Now let me share a bit about me. I'm a meat eater. But I'm one with a conscious. I realize that some poor animal suffered for me to but fat in my belly. The thing I understand is that humans are meat eaters. We eat flesh because it gives us a superior amount of energy to tackle the obstacles of the day. Science is on my side too. Our jaws and teeth are built to tear the flesh off the bone of animal. So sue me, I like a T-Bone steak. I like a chicken breast. I'll take two more meatballs. You're either a meat eater or you aren't. You're either a meat eater or a Vegan. Vegetarians? They eat eggs, drink milk, and USE SOUR CREAM. How is that better then eating meat? If it's a health decision I get it, but if it's a moral decision, there is only one way to go Vegan.

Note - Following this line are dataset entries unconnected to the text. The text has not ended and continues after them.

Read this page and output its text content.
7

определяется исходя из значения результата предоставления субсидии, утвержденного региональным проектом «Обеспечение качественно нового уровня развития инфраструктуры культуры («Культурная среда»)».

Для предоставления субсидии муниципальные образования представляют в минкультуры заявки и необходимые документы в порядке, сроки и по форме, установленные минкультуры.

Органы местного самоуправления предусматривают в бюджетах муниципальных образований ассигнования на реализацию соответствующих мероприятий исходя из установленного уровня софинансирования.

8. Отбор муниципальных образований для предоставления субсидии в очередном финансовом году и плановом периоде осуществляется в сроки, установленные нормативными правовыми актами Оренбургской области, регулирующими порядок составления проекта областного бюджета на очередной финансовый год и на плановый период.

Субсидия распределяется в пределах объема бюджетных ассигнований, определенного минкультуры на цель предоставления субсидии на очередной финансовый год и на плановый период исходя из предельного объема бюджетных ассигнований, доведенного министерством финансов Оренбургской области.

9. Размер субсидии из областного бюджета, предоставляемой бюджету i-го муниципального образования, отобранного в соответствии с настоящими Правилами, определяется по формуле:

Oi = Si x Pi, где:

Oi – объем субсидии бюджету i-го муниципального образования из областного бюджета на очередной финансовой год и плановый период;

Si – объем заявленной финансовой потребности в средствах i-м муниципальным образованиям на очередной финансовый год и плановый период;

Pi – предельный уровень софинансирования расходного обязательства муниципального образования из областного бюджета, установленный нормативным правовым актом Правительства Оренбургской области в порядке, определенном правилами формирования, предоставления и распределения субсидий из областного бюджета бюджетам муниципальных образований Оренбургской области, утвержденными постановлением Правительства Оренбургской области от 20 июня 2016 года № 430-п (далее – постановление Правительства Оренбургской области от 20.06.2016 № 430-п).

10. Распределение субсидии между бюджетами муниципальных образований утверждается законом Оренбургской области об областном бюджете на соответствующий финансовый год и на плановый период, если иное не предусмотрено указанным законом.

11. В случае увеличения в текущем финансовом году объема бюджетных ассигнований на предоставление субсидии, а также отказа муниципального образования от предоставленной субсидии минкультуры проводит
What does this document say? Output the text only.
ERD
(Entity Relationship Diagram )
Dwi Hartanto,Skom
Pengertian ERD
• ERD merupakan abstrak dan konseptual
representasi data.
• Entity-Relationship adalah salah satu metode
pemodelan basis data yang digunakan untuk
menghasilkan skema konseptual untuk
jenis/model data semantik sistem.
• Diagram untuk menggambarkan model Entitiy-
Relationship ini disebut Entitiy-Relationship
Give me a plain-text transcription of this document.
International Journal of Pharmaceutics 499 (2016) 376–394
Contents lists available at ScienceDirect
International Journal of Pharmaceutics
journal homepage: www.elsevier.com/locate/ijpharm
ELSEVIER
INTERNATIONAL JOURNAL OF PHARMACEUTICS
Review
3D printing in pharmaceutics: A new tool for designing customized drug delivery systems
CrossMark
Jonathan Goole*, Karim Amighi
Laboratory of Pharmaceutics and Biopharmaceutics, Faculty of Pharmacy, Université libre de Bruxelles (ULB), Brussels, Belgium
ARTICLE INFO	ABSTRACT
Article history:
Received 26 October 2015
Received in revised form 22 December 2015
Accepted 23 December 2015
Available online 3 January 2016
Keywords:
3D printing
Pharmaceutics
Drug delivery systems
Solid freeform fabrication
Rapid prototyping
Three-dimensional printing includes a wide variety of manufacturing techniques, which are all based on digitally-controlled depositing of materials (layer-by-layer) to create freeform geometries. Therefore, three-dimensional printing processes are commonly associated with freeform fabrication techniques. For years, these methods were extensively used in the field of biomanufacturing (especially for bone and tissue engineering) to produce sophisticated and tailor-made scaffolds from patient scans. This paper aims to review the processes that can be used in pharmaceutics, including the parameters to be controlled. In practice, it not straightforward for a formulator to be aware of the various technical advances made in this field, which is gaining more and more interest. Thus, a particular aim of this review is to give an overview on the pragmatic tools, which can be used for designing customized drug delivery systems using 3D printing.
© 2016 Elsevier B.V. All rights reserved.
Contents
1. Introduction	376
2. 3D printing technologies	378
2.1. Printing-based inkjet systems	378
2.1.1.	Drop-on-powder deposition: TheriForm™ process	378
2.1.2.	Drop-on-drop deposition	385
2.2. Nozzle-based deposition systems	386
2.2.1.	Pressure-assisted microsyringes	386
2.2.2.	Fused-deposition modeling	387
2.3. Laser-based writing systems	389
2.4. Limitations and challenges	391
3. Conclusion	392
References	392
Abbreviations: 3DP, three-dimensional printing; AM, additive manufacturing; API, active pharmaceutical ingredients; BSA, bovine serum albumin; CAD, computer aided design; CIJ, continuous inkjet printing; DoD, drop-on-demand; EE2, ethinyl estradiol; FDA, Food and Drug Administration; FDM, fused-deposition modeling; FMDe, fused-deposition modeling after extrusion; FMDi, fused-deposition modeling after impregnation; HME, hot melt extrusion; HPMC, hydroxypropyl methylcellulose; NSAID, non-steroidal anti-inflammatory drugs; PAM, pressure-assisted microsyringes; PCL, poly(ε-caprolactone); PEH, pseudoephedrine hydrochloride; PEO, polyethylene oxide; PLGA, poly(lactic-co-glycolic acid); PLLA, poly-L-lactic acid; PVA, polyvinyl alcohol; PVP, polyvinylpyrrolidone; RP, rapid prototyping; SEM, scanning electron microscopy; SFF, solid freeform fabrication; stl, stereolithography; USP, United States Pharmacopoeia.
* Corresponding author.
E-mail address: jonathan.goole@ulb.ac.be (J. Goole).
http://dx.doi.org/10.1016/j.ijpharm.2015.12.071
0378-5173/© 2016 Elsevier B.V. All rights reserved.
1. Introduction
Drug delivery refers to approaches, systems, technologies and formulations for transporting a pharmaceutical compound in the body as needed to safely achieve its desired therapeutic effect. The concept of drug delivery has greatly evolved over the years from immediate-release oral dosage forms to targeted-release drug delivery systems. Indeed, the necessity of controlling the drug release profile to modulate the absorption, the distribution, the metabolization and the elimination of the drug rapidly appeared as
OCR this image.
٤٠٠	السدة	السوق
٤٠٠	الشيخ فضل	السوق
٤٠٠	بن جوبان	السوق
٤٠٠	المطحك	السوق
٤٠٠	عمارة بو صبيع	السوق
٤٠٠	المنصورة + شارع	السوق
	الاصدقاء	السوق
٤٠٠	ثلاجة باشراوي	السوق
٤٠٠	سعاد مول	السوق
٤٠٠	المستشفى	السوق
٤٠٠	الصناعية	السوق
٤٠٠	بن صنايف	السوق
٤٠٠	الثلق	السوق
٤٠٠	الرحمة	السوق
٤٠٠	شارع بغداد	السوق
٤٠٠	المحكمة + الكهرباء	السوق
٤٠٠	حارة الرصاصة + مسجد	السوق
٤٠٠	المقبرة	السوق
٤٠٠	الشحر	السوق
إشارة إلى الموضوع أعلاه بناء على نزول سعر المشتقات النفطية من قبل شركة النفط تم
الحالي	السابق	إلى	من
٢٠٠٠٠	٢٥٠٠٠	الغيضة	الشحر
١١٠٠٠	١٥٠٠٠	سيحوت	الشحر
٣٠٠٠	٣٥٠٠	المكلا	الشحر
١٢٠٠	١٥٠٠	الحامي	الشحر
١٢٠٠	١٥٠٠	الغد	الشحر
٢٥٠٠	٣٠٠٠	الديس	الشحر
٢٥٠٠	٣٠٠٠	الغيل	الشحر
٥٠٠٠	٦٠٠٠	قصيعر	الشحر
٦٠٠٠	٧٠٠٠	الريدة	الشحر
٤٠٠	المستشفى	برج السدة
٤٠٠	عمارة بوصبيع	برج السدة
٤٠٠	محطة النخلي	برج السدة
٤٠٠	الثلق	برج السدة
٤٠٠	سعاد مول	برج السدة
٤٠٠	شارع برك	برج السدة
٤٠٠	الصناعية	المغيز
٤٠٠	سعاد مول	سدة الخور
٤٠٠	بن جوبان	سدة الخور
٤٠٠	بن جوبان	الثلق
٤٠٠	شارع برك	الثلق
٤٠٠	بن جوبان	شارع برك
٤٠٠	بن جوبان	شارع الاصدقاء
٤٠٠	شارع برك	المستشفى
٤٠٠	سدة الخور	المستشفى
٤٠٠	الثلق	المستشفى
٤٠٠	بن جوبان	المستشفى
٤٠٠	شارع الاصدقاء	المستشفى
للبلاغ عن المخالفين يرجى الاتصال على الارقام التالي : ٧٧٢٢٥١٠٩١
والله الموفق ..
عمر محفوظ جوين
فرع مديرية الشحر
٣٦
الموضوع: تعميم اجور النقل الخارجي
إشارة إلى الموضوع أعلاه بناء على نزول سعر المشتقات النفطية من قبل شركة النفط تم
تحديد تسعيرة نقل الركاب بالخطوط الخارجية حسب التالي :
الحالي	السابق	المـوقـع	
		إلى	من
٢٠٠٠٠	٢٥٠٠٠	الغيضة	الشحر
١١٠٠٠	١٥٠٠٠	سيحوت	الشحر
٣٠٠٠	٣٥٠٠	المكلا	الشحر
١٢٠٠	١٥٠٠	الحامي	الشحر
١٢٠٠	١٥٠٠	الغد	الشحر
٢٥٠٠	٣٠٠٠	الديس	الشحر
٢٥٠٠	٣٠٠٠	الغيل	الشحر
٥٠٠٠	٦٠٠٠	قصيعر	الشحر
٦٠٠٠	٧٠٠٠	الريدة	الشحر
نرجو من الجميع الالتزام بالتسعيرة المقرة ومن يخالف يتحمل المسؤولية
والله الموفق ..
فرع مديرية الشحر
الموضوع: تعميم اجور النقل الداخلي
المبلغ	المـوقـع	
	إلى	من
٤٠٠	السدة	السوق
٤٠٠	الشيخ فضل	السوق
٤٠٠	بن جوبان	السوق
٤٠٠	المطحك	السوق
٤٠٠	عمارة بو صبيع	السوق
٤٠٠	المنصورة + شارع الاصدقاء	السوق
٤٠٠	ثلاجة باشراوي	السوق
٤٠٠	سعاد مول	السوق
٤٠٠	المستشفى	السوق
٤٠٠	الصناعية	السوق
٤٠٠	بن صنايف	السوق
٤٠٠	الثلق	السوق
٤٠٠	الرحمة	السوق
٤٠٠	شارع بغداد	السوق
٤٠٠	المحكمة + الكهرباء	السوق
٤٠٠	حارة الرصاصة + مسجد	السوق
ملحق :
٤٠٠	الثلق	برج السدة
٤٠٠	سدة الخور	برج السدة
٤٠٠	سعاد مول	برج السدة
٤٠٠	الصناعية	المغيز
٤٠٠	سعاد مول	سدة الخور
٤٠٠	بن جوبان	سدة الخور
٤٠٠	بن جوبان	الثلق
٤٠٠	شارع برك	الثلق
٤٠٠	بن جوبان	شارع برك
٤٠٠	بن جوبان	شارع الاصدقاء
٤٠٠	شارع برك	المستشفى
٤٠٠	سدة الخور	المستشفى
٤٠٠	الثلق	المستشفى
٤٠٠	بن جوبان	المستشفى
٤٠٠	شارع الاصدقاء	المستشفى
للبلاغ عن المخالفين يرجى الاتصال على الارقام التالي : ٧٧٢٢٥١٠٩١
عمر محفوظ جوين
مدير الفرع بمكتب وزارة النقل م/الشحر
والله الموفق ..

And as I mentioned Vegans are people I don't understand. How can you make that choice? Morale is great, but it just seems like there's better morale choices to make. Like stop the death of children around the world. Or rid Iraq of evil-doers. Or give a grey hound a home. Whatever it is being a Vegan just seems like the biggest inconvenience of all time. It also gives people an "act like an ass card" cause this isn't vegan. You can never go out to dinner. You have to eat only vegetables, fruit, soy, nuts, water, unleavened bread, and stuff that contains no animal by products. Being a Vegan sounds like a job in it self. Which is probably why a lot of Vegans I see look like they don't have jobs. They don't have a job cause they're reading food labels 5 hours a day and complaining about not being able to use Vegan Sour Cream.

1 Comments:

Blogger Matt said...

Welcome to the blogsphere, Jon.

I hope you're doing well. Now pass the sour cream.